Oct 302008
En 1992, l’étranger de passage à Abu Kamal était accueilli par des dattes succulentes et des grenades pacifiques, des sourires, du thé et bien d’autres marques d’amitié. Je peux en témoigner. Cette année-là je découvrais de mes yeux la Mésopotamie, comme surgie de mon manuel d’histoire de sixième, au creux de ce croissant fertile qui nous a légué des inventions essentielles. Roue, poterie, écriture, cités, agriculture, États, monothéismes… cette terre a toujours été généreuse. Enthousiaste, je visitais les sites archéologiques de Mari, Doura-Europos, jurais de témoigner de mes découvertes à mon retour. Certains subirent d’interminables diaporamas ; il en naquit même deux guides de voyage et quelques articles.
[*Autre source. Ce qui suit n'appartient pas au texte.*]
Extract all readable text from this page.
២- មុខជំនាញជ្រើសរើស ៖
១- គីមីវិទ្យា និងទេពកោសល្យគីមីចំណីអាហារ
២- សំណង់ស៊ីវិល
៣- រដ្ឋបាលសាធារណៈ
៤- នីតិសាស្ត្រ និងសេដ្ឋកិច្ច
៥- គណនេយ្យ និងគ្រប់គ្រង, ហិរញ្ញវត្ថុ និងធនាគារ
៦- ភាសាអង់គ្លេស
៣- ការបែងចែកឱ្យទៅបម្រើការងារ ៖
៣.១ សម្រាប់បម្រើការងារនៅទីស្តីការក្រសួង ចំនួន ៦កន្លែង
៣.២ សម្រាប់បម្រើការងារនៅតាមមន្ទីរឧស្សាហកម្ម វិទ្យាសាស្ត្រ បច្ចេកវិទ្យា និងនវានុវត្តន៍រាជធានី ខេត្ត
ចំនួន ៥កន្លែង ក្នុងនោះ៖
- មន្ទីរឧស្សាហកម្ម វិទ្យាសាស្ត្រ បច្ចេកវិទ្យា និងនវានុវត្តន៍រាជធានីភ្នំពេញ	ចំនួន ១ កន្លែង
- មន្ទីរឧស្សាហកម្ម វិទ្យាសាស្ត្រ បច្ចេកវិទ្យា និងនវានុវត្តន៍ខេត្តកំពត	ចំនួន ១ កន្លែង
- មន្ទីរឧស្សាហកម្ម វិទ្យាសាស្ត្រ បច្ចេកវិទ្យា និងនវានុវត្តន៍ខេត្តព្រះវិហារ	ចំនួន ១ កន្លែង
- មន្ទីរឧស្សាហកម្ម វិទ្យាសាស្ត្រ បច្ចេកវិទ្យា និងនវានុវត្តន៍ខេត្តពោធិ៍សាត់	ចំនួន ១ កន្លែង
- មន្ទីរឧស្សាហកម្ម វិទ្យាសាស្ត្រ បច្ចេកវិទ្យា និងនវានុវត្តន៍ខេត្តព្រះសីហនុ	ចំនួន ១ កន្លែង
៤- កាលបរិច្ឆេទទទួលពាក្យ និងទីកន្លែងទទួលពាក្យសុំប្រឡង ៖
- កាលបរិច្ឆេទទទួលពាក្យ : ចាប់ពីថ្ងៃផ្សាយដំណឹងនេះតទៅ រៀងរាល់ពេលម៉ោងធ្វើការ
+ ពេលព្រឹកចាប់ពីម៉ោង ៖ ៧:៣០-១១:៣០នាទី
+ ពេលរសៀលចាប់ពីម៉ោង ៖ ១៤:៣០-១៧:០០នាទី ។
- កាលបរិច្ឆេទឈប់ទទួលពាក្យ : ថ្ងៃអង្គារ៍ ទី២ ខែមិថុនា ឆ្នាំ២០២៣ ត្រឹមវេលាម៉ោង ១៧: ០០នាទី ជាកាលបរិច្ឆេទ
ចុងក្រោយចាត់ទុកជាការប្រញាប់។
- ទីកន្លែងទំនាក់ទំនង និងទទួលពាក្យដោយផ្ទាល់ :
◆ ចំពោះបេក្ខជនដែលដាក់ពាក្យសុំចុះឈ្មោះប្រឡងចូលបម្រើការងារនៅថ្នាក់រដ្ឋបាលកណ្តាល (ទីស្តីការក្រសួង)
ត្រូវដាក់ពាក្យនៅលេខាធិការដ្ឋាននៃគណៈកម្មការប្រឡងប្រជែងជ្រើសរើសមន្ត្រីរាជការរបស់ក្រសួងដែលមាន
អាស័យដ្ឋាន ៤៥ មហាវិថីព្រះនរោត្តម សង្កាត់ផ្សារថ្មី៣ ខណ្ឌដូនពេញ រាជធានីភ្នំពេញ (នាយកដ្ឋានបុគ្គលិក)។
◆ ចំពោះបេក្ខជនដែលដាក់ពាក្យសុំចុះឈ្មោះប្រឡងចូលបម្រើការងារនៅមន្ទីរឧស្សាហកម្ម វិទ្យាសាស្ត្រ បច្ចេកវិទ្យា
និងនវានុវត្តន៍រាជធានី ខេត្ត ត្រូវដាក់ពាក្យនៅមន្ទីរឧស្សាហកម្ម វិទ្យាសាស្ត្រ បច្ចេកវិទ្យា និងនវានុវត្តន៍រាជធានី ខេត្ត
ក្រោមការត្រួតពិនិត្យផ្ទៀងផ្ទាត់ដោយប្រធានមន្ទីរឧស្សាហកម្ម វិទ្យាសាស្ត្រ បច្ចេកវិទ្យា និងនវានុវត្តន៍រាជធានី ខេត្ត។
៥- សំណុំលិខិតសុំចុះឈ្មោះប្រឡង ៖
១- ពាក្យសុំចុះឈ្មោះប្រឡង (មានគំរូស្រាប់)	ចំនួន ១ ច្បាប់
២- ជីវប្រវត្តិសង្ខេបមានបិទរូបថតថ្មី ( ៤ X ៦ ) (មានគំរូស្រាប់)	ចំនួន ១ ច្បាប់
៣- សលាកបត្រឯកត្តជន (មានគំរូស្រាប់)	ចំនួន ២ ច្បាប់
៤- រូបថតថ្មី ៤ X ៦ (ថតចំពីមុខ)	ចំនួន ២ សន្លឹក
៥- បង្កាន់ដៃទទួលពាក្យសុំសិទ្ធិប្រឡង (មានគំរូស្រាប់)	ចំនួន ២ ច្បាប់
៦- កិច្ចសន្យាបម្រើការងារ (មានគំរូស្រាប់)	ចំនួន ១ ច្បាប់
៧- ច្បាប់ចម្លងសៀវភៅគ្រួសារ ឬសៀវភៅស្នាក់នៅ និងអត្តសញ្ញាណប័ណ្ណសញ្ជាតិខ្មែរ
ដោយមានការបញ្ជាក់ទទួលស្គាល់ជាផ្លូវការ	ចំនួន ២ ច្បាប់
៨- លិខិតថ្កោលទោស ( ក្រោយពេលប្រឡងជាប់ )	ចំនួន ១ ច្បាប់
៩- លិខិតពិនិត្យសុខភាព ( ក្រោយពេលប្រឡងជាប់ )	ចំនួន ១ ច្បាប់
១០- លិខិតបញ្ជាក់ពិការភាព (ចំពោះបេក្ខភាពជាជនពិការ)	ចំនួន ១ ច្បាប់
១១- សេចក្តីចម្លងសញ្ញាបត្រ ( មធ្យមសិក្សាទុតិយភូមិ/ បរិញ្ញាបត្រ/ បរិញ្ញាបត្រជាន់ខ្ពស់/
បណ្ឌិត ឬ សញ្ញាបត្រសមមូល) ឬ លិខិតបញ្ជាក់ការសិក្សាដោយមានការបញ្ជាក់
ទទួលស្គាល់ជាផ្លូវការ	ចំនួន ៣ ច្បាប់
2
Dans les régions arides, lorsque les hommes détournent leur regard vers les mers et les océans la terre retourne aux nomades. On le chante ; un bédouin ne connaît pas de frontières, mais notre modernité finit par en exiger. En 1920 nos compères Sykes et Pikot dépecèrent l’Empire ottoman en quelques coups de crayons malhabiles. Les tribus se trouvèrent écartelées entre Syrie, Irak et Jordanie. Plus tard encore lorsque les États décrétèrent qu’il était bon (et prudent) qu’il se sédentarise, le nomade finit par remiser sa tente et ses montures. Il devint paysan, cultiva âprement la terre, puisa l’eau de l’Euphrate, verdit ses rives. Les liens ancestraux permettaient de déjouer les frontières et faciltaient les affaires. Mais dans les années 90 Abu Kamal souffrait déjà. Guerre du Golfe. La frontière avec l’Irak était fermée. Plus de transit, plus de commerce ; plus de commerce, plus d’argent. Car pour son malheur Abu Kamal est un poste frontière et qui plus est avec un voisin turbulent. Il est écrit que les Syriens doivent encore et toujours payer. On ne sait quelle dette. Ils ont beau avoir accueilli en silence plus d’un million de réfugiés irakiens chassés par la désastreuse invasion étasunienne, avoir signé une reconnaissance de l’État libanais, ils doivent encore payer. Le 27 octobre 2008, en totale violation du droit international, des hélicoptères américains ont débarqué à Abu Kamal(*). Une attaque risible si elle n’avait été mortelle. Un mauvais coup pour les Syriens meurtris par des attaques répétées sur leur sol aux conséquences politiques désastreuses mais aussi économiques. La campagne d’affichage pour la promotion touristique du pays qui occupe ces jours-ci nos quais de métro tombe bien mal(**).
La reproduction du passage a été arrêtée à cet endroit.